The defaults are intentionally conservative:

- The trunk uses momentum because sign-only methods are substantially more
  stable when the sign is taken after smoothing. See
  [signSGD with Majority Vote](https://arxiv.org/abs/1810.05291) and
  [Momentum Ensures Convergence of SIGNSGD under Weaker Assumptions](https://proceedings.mlr.press/v202/sun23l.html).
- The cap uses AdamW-style decoupled weight decay rather than mixing decay
  into the gradient. See
  [Decoupled Weight Decay Regularization](https://arxiv.org/abs/1711.05101).
- Recent analysis shows sign-based methods have different optimization
  tradeoffs from SGD and Adam depending on noise and conditioning, which is
  why STAC exposes both `last_n_layers` and separate trunk/cap learning rates.
  See
  [Exact Risk Curves of SignSGD in Modern Overparameterized Linear Regression](https://proceedings.mlr.press/v267/xiao25c.html).

Practical tuning guidance:

- If training is noisy or unstable, raise `trunk_momentum` before increasing
  the trunk learning rate.
- If the model underfits, move more layers into the AdamW cap with a larger
  `last_n_layers`.
- If the head adapts too slowly, raise `cap_lr` without forcing the entire
  network into AdamW.

## Benchmark Snapshot

The repository includes [`examples/toy_benchmark.py`](examples/toy_benchmark.py)
for a quick sanity check. A representative local run on `Python 3.13.12` and
`torch 2.10.0+cu126` produced:

| Optimizer | Mean final loss |
| --- | ---: |
| `STAC` default | `0.033961` |
| `STAC` with plain sign trunk | `0.107899` |
| `torch.optim.AdamW` | `0.074642` |

This is a sanity benchmark, not a universal ranking.
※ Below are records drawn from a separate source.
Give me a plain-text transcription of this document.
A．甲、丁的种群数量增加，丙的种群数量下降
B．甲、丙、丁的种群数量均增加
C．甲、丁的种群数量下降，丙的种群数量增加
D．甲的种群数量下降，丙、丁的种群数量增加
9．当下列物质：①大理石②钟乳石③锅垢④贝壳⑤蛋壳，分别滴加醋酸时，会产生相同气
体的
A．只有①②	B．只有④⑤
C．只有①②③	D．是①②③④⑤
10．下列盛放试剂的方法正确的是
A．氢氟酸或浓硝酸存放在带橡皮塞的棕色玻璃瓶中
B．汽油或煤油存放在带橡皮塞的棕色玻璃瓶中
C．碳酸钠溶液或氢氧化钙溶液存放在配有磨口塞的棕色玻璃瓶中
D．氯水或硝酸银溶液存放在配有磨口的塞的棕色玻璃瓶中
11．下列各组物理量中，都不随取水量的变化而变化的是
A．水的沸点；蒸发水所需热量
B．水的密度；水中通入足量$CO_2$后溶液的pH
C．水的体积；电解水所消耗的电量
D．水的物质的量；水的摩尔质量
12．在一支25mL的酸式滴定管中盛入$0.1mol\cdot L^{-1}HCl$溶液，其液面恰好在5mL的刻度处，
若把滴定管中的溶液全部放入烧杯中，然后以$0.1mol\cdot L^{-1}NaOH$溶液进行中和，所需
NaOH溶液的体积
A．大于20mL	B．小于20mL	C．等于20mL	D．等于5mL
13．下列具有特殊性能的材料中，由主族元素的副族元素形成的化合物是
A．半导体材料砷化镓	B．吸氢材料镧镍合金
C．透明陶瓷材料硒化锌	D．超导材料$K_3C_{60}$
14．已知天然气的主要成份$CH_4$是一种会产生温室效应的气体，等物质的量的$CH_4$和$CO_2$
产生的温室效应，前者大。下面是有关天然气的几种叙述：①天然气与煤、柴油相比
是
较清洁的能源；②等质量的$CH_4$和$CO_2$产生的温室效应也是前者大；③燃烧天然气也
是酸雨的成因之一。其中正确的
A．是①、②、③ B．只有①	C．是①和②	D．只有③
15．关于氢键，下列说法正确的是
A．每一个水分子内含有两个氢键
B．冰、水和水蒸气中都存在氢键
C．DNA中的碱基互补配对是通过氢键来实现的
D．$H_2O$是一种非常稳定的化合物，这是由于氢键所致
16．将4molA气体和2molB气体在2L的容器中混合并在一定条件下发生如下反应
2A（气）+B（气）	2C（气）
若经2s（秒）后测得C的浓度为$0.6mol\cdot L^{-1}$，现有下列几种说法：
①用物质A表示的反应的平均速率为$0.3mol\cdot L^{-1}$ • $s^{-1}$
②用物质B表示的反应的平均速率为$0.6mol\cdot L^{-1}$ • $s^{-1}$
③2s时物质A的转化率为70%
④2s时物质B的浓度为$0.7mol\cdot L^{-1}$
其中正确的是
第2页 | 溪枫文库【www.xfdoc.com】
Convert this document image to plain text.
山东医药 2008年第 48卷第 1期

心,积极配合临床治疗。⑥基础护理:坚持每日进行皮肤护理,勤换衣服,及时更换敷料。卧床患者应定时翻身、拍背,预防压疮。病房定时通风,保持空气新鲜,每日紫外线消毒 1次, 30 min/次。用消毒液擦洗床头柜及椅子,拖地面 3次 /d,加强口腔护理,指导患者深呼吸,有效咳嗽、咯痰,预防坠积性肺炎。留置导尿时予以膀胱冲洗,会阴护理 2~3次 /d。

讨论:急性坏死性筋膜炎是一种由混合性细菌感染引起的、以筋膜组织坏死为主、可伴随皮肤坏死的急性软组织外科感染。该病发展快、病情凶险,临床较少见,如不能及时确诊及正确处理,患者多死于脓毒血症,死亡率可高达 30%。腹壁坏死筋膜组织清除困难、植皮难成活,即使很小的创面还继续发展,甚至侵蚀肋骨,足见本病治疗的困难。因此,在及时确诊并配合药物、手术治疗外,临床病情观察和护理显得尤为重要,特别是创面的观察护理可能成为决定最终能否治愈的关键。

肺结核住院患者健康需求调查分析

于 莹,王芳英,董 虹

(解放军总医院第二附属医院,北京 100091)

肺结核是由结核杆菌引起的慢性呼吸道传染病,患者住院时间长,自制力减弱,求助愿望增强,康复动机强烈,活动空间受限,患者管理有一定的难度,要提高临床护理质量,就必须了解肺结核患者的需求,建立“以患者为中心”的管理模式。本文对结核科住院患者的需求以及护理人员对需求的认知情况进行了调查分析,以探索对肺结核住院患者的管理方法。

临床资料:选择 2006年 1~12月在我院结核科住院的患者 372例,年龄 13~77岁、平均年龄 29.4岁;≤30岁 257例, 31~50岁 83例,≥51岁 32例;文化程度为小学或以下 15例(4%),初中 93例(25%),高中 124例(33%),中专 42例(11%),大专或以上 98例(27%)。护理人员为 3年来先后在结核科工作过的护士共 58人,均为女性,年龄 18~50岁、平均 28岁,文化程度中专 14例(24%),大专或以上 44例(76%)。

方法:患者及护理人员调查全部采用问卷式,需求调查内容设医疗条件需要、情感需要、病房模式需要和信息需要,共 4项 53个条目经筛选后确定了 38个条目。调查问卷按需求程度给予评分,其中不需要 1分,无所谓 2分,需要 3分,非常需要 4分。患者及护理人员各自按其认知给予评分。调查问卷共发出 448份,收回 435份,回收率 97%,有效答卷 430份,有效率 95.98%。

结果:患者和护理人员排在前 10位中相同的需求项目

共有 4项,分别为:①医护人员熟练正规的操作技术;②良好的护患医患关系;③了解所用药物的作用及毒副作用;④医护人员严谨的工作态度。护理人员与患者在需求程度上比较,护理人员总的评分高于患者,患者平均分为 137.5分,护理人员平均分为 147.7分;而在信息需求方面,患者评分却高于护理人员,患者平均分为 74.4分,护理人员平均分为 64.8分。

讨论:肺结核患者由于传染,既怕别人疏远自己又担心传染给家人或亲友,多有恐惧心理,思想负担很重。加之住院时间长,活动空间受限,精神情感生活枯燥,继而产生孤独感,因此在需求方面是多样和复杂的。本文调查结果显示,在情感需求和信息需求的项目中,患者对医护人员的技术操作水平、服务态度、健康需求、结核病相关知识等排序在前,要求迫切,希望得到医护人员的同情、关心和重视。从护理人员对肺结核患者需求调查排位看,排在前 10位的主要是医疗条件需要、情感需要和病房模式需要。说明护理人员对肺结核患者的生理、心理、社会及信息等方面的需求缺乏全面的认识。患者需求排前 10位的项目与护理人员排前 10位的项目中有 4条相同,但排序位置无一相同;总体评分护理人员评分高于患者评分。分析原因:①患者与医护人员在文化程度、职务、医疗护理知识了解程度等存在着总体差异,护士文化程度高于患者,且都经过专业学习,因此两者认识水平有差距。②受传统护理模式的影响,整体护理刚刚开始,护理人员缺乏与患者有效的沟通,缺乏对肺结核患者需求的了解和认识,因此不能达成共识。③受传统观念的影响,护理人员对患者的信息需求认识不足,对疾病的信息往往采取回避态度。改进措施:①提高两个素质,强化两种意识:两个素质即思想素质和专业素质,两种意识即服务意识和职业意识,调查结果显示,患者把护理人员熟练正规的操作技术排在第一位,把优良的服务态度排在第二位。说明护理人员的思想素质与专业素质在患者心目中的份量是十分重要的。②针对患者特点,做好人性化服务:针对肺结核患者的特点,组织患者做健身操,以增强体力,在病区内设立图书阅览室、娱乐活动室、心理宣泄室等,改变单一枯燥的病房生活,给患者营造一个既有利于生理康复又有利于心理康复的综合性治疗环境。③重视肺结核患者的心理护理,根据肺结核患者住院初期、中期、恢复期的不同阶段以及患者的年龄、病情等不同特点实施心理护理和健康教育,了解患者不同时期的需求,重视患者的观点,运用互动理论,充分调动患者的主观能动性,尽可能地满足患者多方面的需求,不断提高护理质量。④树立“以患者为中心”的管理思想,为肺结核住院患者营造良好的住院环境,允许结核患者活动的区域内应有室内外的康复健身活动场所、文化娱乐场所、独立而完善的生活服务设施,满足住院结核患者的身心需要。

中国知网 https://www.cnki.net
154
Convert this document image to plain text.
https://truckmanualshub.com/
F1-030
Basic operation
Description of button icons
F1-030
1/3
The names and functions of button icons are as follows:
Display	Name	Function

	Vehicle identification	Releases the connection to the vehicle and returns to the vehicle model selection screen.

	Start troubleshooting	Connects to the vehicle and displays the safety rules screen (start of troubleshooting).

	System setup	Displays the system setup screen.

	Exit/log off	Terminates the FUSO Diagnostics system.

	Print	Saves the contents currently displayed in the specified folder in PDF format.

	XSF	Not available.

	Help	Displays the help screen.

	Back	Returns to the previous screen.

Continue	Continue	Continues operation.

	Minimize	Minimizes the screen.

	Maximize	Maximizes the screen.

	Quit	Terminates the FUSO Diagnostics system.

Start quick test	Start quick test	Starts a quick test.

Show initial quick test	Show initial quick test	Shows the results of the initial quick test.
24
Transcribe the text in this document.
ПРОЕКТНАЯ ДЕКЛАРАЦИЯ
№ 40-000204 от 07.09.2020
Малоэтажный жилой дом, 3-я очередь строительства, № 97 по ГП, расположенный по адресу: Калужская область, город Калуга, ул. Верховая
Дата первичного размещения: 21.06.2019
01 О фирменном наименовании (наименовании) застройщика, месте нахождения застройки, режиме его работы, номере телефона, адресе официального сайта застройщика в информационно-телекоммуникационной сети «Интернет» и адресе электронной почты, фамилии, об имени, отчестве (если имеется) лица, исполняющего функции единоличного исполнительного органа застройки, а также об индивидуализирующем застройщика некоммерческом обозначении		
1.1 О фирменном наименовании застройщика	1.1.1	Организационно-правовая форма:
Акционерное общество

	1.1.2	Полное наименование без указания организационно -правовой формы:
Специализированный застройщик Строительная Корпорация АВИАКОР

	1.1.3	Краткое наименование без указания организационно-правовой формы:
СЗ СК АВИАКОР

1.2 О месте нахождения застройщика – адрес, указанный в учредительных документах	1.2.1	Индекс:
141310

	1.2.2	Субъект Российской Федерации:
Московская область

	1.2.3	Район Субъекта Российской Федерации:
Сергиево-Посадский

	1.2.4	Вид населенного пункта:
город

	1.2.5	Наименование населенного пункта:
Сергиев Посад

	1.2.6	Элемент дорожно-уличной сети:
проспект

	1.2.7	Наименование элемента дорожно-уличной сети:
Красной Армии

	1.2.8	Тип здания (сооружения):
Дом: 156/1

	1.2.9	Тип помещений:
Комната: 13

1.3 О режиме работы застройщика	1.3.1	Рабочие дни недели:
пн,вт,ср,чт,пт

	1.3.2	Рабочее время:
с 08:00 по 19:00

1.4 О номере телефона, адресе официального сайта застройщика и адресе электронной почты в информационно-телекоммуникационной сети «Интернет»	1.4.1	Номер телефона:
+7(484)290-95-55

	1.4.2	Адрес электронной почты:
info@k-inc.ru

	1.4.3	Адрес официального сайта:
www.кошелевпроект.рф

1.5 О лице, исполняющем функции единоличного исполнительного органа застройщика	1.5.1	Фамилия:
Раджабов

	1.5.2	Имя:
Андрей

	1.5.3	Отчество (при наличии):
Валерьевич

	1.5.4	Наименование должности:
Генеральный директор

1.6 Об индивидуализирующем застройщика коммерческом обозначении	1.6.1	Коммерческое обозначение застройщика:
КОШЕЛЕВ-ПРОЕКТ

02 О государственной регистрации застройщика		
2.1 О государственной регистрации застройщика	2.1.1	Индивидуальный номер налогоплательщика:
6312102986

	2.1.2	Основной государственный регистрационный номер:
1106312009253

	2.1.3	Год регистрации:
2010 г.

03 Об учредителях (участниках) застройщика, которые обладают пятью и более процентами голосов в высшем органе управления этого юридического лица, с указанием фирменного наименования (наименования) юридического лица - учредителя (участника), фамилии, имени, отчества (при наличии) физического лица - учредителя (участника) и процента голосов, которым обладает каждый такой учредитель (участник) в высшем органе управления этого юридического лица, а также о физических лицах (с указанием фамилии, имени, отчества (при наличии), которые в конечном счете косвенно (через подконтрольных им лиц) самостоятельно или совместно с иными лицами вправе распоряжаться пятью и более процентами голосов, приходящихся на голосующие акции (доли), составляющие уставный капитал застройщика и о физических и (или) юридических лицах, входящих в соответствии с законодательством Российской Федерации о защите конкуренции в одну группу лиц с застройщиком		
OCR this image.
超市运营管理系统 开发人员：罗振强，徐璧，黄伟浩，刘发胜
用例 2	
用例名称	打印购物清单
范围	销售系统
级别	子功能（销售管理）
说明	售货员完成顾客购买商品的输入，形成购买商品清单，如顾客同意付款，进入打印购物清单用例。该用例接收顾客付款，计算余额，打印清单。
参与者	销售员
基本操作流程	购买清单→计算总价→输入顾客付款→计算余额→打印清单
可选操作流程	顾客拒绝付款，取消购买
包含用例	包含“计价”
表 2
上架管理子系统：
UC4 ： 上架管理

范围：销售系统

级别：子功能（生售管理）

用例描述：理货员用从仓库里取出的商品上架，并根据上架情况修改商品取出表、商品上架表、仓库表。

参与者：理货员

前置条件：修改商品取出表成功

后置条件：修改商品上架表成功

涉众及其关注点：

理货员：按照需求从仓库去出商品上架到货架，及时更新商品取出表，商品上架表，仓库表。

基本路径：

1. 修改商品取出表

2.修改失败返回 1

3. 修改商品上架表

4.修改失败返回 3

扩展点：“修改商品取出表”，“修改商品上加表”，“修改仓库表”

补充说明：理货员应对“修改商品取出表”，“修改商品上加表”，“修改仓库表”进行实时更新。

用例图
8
The important signal is
that the default STAC trunk is meaningfully better than a plain sign trunk on a
real optimization loop.

## Constraints

- Sparse gradients are unsupported in both trunk and cap.
- `add_param_group()` is intentionally unsupported because STAC derives its
  parameter groups from model structure.
- The split follows module registration order, not dynamic forward order.

## Verification

GitHub Actions automation:

- On pull requests and pushes to `main`: CPU-based tests, packaging, and built
  wheel smoke checks.
- On `v*` tags: version validation, rebuild, `twine check`, PyPI publishing,
  and GitHub Release creation.

Local CUDA verification for maintainers before a release:

```bash
python -m pytest -q
python -m build
python -m twine check dist/*
python examples/toy_benchmark.py
```

Most recent local CUDA run:

- `python -m pytest -q`: `17 passed in 6.45s`
- `python -m build` and `python -m twine check dist/*`: passed
- `python examples/toy_benchmark.py`:
  `STAC` default `0.033961`, plain sign trunk `0.107899`, `AdamW` `0.074642`

## Release

This repository uses `setuptools-scm`, so release tags must match the package
version that the workflow computes from the tagged commit.

Typical release flow:

```bash
git push origin main
git tag v0.1.2
git push origin v0.1.2
```

The tag workflow then:

1. Verifies that `vX.Y.Z` matches the computed package version.
2. Builds fresh distributions and runs `twine check`.
3. Publishes to PyPI via GitHub Actions Trusted Publishing.
4. Creates the matching GitHub Release and attaches the built artifacts.

Project maintainers must register this repository and
`.github/workflows/workflow.yml` as a Trusted Publisher on PyPI for the publish
step to succeed.

See [CHANGELOG.md](CHANGELOG.md) for released versions only.